Food & Drink: Catching up with ‘beer tutor’ Michael Perozzo of Brewcouver

By Rachel Pinsky, for The Columbian
Published: March 24, 2017, 6:02am
3 Photos
Michael Perozzo of Brewcouver (and founder of Zzoom Media) enjoys sharing his vast knowledge of the local beer and brewery scene, but if he&#039;s not around, you can also use Brewcouver&#039;s new local brewery passport app.
Michael Perozzo of Brewcouver (and founder of Zzoom Media) enjoys sharing his vast knowledge of the local beer and brewery scene, but if he's not around, you can also use Brewcouver's new local brewery passport app. (Rachel Pinsky for The Columbian) Photo Gallery

Lucky Lager has been gone from downtown Vancouver for decades, but in recent years something wonderful has bubbled up in the county: a thriving beer scene.

Lagers, pilsners, ales, browns, IPAs, sours and stouts. So many choices, so little time.

Luckily for me, I have a beer tutor: Michael Perozzo of Brewcouver. We met up on a rainy afternoon last week to discuss Brewcouver’s new app and local brewery gossip — and I even learned the “it” beer I should be drinking right now.

Brewcouver’s passport goes high-tech

Brewcouver (a collective project of local brewers and community supporters) launched a paper passport on Black Friday in 2015. In 2016, they distributed more than 18,000 passports, and more than 1,600 people have completed the passport (by visiting all the breweries). Recently, Brewcouver has updated and improved its passport in its free app available on Android and iOS phones. The new app, made possible with funding from Great Western Malting, is the high-tech version of the paper passport — drink, stamp, get prize.

When you open the app, there are several tabs at the bottom. The first is the passport tab. It operates like the paper version, listing basic information about the participating breweries, and allows you to call them or get directions using Google Maps. Each time you visit a brewery, you go to the passport tab, click on the brewery and stamp your electronic passport by clicking on the stamp icon. If you visit all the breweries and complete your passport by stamping each one, you can redeem a prize at Ben’s Bottle Shop or The Thirsty Sasquatch. There is also a map tab with an interactive map and a news tab with the latest Vancouver brewery news. The app solves some of the problems posed by a paper passport, such as leaving a mostly completed passport somewhere and forgetting where you left it — or spilling beer on it. It is less likely (but not impossible) that you will do these things to your phone.

Some new breweries to check out

I wanted to find out which new breweries I should check out. My beer tutor recommended Mt. Tabor Brewing and Pub in Felida. He told me that they are “really into meat,” and, that they are making their own sausages. House-made sausage and great beer? Yes! Other recommended breweries are Brothers Cascadia Brewing in Hazel Dell and Beerded Brothers opening soon in downtown Vancouver (on West Sixth Street between Washington Street and Main Street).

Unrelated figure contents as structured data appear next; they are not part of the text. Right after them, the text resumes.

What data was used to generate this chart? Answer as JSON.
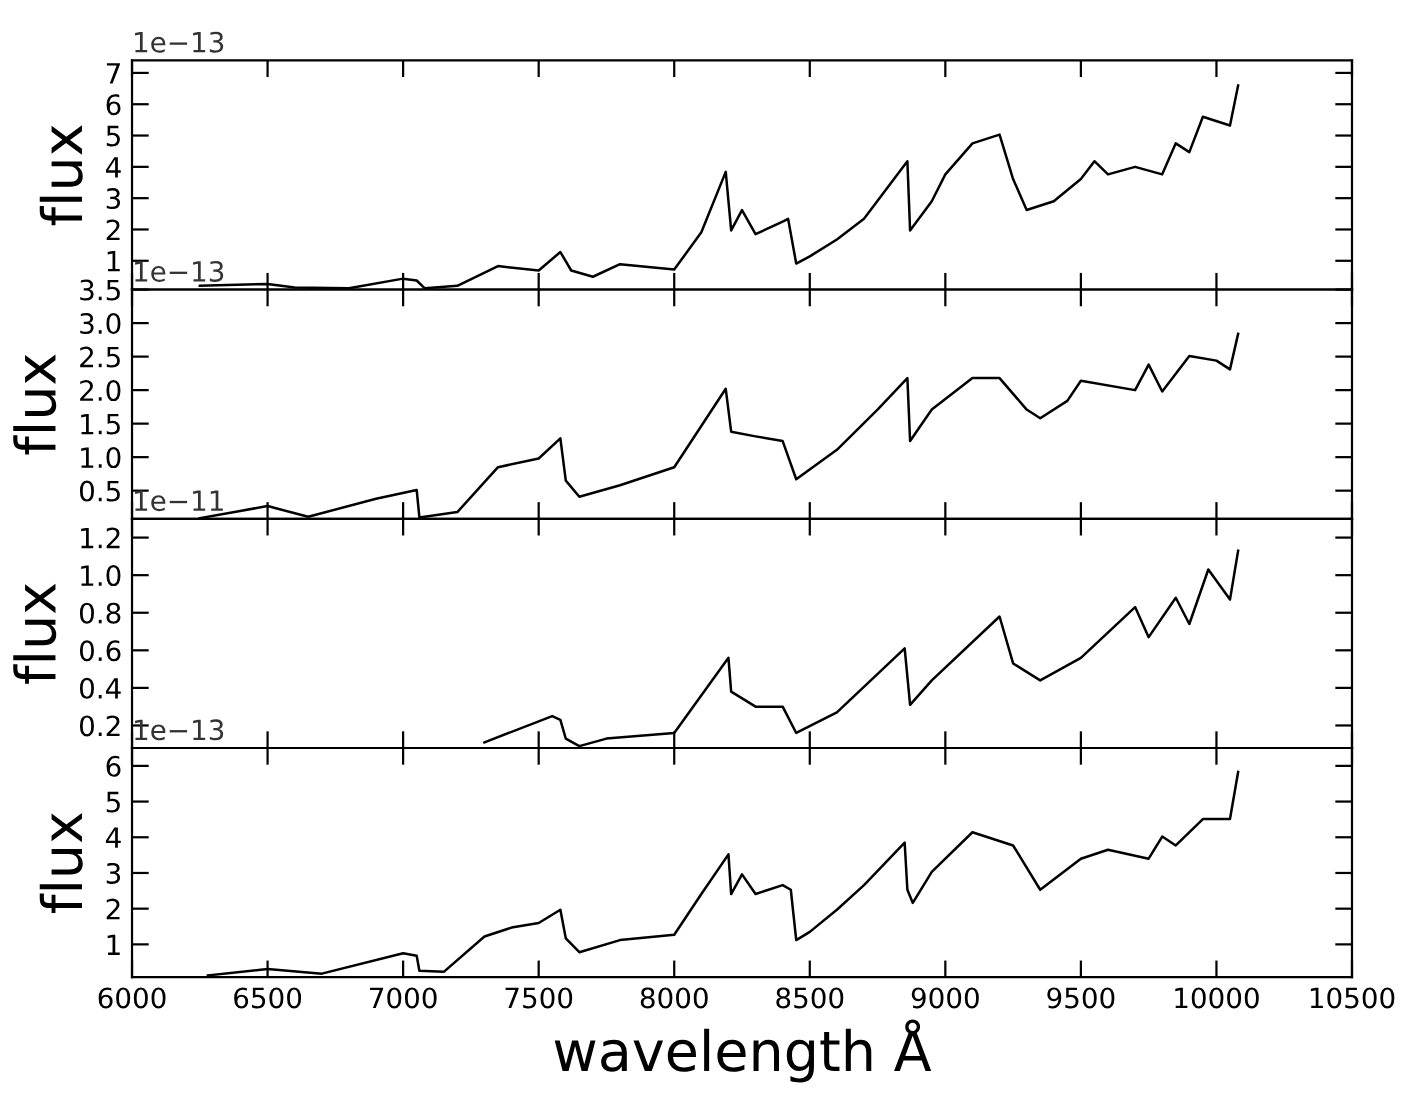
{
  "chart_data": [
    {
      "type": "line",
      "ylabel": "flux",
      "annotations": [
        "1e−13"
      ],
      "tick_labels": "y",
      "grid": false,
      "xlim": [
        6000,
        10500
      ],
      "xticks": [
        6000,
        6500,
        7000,
        7500,
        8000,
        8500,
        9000,
        9500,
        10000,
        10500
      ],
      "ylim": [
        0.08,
        7.4
      ],
      "yticks": [
        1,
        2,
        3,
        4,
        5,
        6,
        7
      ],
      "series": [
        {
          "color": "#000000",
          "x": [
            6250,
            6500,
            6600,
            6800,
            7000,
            7050,
            7080,
            7200,
            7350,
            7500,
            7580,
            7620,
            7700,
            7800,
            8000,
            8100,
            8190,
            8210,
            8250,
            8300,
            8400,
            8420,
            8450,
            8500,
            8600,
            8700,
            8860,
            8870,
            8950,
            9000,
            9100,
            9200,
            9250,
            9300,
            9400,
            9500,
            9550,
            9600,
            9700,
            9800,
            9850,
            9900,
            9950,
            10050,
            10080
          ],
          "values": [
            0.2,
            0.26,
            0.15,
            0.12,
            0.43,
            0.37,
            0.12,
            0.2,
            0.83,
            0.69,
            1.28,
            0.69,
            0.49,
            0.89,
            0.72,
            1.91,
            3.84,
            1.97,
            2.62,
            1.85,
            2.25,
            2.34,
            0.91,
            1.14,
            1.68,
            2.34,
            4.18,
            1.97,
            2.9,
            3.76,
            4.75,
            5.03,
            3.61,
            2.62,
            2.9,
            3.61,
            4.18,
            3.76,
            4.0,
            3.76,
            4.75,
            4.47,
            5.6,
            5.32,
            6.6
          ]
        }
      ]
    },
    {
      "type": "line",
      "ylabel": "flux",
      "annotations": [
        "1e−13"
      ],
      "tick_labels": "y",
      "grid": false,
      "xlim": [
        6000,
        10500
      ],
      "xticks": [
        6000,
        6500,
        7000,
        7500,
        8000,
        8500,
        9000,
        9500,
        10000,
        10500
      ],
      "ylim": [
        0.08,
        3.5
      ],
      "yticks": [
        0.5,
        {
          "value": 1,
          "label": "1.0"
        },
        1.5,
        {
          "value": 2,
          "label": "2.0"
        },
        2.5,
        {
          "value": 3,
          "label": "3.0"
        },
        3.5
      ],
      "series": [
        {
          "color": "#000000",
          "x": [
            6250,
            6500,
            6650,
            6900,
            7050,
            7060,
            7200,
            7350,
            7500,
            7580,
            7600,
            7650,
            7800,
            8000,
            8190,
            8210,
            8300,
            8400,
            8450,
            8600,
            8750,
            8860,
            8870,
            8950,
            9100,
            9200,
            9300,
            9350,
            9450,
            9500,
            9700,
            9750,
            9800,
            9900,
            10000,
            10050,
            10080
          ],
          "values": [
            0.09,
            0.27,
            0.11,
            0.38,
            0.51,
            0.1,
            0.18,
            0.85,
            0.98,
            1.28,
            0.65,
            0.41,
            0.58,
            0.85,
            2.02,
            1.38,
            1.31,
            1.24,
            0.67,
            1.11,
            1.71,
            2.18,
            1.24,
            1.71,
            2.18,
            2.18,
            1.71,
            1.58,
            1.84,
            2.14,
            2.0,
            2.38,
            1.98,
            2.51,
            2.44,
            2.31,
            2.84
          ]
        }
      ]
    },
    {
      "type": "line",
      "ylabel": "flux",
      "annotations": [
        "1e−11"
      ],
      "tick_labels": "y",
      "grid": false,
      "xlim": [
        6000,
        10500
      ],
      "xticks": [
        6000,
        6500,
        7000,
        7500,
        8000,
        8500,
        9000,
        9500,
        10000,
        10500
      ],
      "ylim": [
        0.08,
        1.3
      ],
      "yticks": [
        0.2,
        0.4,
        0.6,
        0.8,
        {
          "value": 1,
          "label": "1.0"
        },
        1.2
      ],
      "series": [
        {
          "color": "#000000",
          "x": [
            7300,
            7550,
            7580,
            7600,
            7650,
            7750,
            8000,
            8200,
            8210,
            8300,
            8400,
            8450,
            8600,
            8850,
            8870,
            8950,
            9200,
            9250,
            9350,
            9500,
            9700,
            9750,
            9850,
            9900,
            9970,
            10050,
            10080
          ],
          "values": [
            0.11,
            0.25,
            0.23,
            0.13,
            0.09,
            0.13,
            0.16,
            0.56,
            0.38,
            0.3,
            0.3,
            0.16,
            0.27,
            0.61,
            0.31,
            0.44,
            0.78,
            0.53,
            0.44,
            0.56,
            0.83,
            0.67,
            0.88,
            0.74,
            1.03,
            0.87,
            1.13
          ]
        }
      ]
    },
    {
      "type": "line",
      "ylabel": "flux",
      "xlabel": "wavelength Å",
      "annotations": [
        "1e−13"
      ],
      "grid": false,
      "xlim": [
        6000,
        10500
      ],
      "xticks": [
        6000,
        6500,
        7000,
        7500,
        8000,
        8500,
        9000,
        9500,
        10000,
        10500
      ],
      "ylim": [
        0.08,
        6.5
      ],
      "yticks": [
        1,
        2,
        3,
        4,
        5,
        6
      ],
      "series": [
        {
          "color": "#000000",
          "x": [
            6280,
            6500,
            6700,
            7000,
            7050,
            7060,
            7150,
            7300,
            7400,
            7500,
            7580,
            7600,
            7650,
            7800,
            8000,
            8100,
            8200,
            8210,
            8250,
            8300,
            8400,
            8430,
            8450,
            8500,
            8600,
            8700,
            8850,
            8860,
            8880,
            8950,
            9100,
            9250,
            9350,
            9500,
            9600,
            9750,
            9800,
            9850,
            9950,
            10050,
            10080
          ],
          "values": [
            0.13,
            0.31,
            0.18,
            0.75,
            0.68,
            0.26,
            0.23,
            1.22,
            1.47,
            1.6,
            1.97,
            1.17,
            0.78,
            1.12,
            1.27,
            2.41,
            3.52,
            2.41,
            2.96,
            2.41,
            2.66,
            2.53,
            1.12,
            1.35,
            1.97,
            2.66,
            3.85,
            2.53,
            2.16,
            3.03,
            4.14,
            3.77,
            2.53,
            3.4,
            3.65,
            3.4,
            4.02,
            3.77,
            4.51,
            4.51,
            5.83
          ]
        }
      ]
    }
  ]
}
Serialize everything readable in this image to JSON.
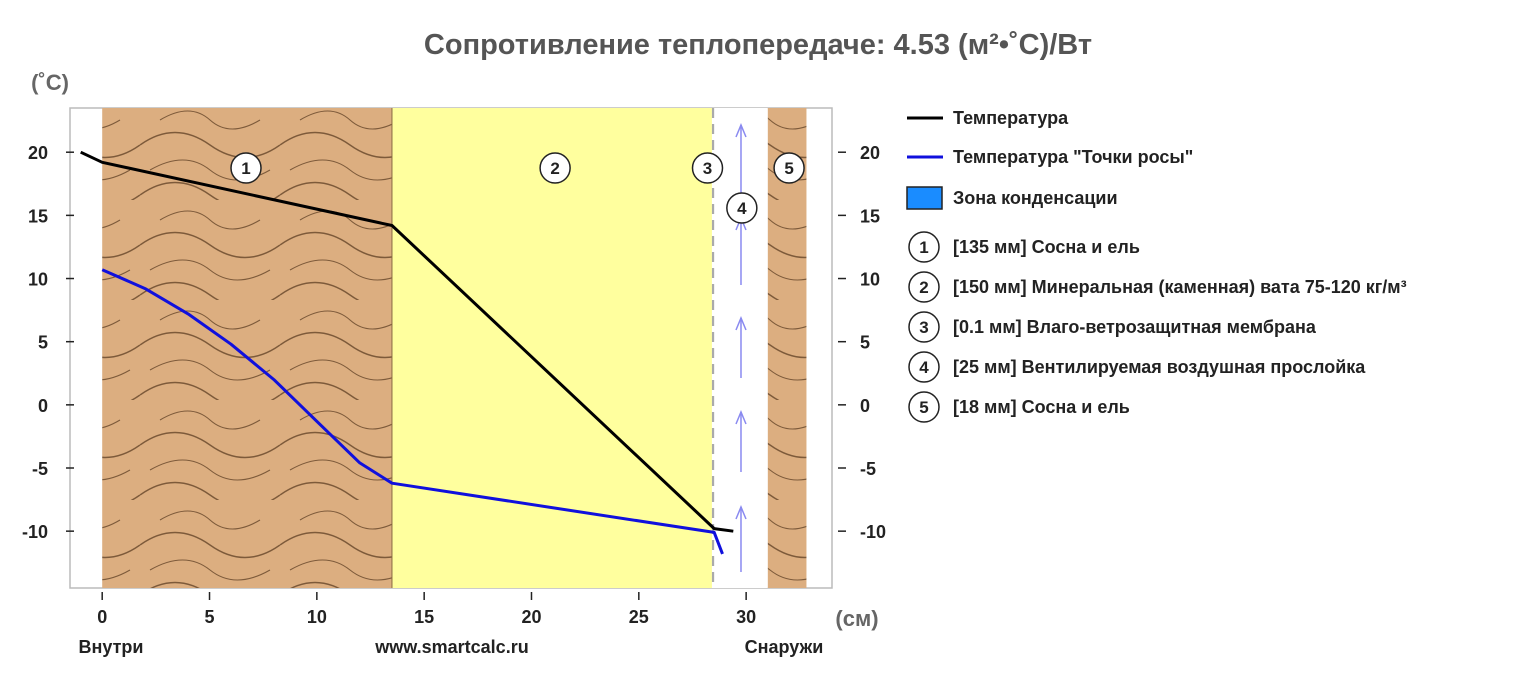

New England style IPAs growing in popularity

Beer freaks on this side of the river (and that place on the other side of the river) are obsessing over New England-style IPAs. These hazy IPAs look like fruit juice, are less bitter than a Northwest-style IPA and have an aroma that permeates a 5-mile radius. Offerings at Vancouver breweries include: Trap Door’s Glowed Up and Double IPA Hazed Up, Doomsday’s Fog of War, and Loowit’s Delirious Funky Priest. After all this beer talk, I decided to go to Trap Door and try their New England IIPA (a double IPA) called Hazed Up. It had an orangish-yellowish color that looked like pineapple juice mixed with a bit of orange food dye, and a hazy, cloudy consistency. It smelled like papaya and mango. The aroma became fruitier and stronger as the beer sat. Hazed Up has a high alcohol by volume of 8.1 percent, so sip this sunny double IPA slowly. It may smell like a juice box, but if you drink it like a thirsty child on a hot school bus, you will be a bit wobbly when you dismount from your bar stool.